Below is some python code implementing the above equation and normalising to the base (non-interference) case.

import numpy as np

def interference_attenuation(frequency, length):
    c = 3e8
    v_rel = 0.659  # velocity in coax relative to c - from RG58 spec sheet
    v = c * v_rel

    wavelength = v / frequency

    Zs = 50 # source impedance
    Z0 = 50 # characteristic impedance of the coax (for both pieces)
    Zl = 50 # terminator impedance
    wavenumber = 2 * np.pi / wavelength

    # impedance of an open ended transmission line
    # https://en.wikipedia.org/wiki/Transmission_line#Open
    Zin = 0 + 1j * (-Z0 / np.tan(wavenumber * length)) 

    ZlparZin = Zin * Zl / (Zin + Zl) # normal parallel formula
    non_inteference_amplitude = Zl / (Zs + Zl)

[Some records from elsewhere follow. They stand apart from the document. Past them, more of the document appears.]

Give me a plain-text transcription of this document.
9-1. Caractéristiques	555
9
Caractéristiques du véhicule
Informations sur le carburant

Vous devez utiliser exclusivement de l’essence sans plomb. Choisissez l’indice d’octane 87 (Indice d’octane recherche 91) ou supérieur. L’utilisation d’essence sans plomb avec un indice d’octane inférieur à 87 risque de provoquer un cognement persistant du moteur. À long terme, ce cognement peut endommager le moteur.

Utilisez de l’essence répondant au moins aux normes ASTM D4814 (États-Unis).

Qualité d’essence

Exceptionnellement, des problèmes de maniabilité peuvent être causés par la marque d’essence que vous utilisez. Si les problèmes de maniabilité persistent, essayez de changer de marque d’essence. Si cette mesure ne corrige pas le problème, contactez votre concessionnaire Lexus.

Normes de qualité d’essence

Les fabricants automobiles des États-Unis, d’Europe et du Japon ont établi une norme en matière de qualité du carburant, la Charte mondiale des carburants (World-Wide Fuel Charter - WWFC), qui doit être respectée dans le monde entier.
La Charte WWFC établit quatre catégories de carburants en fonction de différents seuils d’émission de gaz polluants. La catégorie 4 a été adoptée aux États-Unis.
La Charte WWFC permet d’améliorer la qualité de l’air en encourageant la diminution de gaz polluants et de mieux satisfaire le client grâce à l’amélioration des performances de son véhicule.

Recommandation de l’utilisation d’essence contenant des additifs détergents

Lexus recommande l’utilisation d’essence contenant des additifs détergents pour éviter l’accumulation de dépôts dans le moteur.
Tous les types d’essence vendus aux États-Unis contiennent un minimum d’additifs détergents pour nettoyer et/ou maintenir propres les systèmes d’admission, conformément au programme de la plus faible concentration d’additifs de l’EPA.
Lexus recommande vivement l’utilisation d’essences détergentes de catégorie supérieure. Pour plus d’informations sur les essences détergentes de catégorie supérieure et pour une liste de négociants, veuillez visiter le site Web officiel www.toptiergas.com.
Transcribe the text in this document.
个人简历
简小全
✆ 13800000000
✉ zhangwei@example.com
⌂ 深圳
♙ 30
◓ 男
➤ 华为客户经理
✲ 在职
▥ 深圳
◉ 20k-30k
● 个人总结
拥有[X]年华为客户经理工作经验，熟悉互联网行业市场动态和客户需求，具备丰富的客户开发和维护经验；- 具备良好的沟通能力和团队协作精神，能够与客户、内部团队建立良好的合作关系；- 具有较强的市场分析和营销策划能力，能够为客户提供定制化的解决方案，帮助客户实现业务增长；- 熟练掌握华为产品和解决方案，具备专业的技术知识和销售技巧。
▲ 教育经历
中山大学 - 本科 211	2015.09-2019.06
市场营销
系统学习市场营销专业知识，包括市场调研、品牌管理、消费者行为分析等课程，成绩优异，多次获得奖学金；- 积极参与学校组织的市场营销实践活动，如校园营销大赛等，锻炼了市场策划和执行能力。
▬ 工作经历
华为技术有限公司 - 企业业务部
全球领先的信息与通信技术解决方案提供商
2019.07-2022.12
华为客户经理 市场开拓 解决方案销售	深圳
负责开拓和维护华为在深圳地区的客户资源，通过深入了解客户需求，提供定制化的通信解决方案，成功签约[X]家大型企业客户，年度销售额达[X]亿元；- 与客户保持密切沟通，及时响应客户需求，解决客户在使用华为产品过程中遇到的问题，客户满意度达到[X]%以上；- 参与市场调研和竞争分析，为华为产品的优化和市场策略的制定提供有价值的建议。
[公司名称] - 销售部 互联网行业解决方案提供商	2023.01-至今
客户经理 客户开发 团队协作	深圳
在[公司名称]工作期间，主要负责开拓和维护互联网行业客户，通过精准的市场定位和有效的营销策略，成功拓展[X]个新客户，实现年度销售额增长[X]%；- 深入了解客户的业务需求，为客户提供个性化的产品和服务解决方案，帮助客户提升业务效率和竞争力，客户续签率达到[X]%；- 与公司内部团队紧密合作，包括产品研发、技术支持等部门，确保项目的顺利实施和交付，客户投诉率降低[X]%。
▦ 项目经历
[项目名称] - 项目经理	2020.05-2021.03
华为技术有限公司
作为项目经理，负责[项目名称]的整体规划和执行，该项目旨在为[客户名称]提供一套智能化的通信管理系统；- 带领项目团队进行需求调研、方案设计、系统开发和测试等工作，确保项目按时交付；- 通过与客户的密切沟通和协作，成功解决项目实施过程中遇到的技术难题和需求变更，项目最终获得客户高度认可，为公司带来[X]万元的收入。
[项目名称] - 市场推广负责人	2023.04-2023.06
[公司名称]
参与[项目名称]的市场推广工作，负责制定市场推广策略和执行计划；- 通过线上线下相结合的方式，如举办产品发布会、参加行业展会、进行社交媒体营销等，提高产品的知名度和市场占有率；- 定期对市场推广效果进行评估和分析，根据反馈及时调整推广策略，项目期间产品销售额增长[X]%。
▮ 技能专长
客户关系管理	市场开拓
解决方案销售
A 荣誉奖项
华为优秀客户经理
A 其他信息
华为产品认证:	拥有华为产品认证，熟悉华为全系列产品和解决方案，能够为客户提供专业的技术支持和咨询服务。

    # voltage divider in complex domain, then take magnitude with abs()
    # and make it relatrive to the base case
    # web calculator here:
    # http://hyperphysics.phy-astr.gsu.edu/hbase/electric/vdivac.html
    return abs(ZlparZin / (Zs + ZlparZin)) / non_inteference_amplitude

This model agrees very well with experimental results (for a 50cm unterminated stub here):

enter image description here

It was also pointed out that the reflected wave will see \$50\Omega || 50\Omega = 25\Omega\$ and therefore a secondary reflection will occur. In practice this is normally avoided by not using a terminator at the oscilloscope and relying purely on the waveform generator source impedance to dampen all reflections.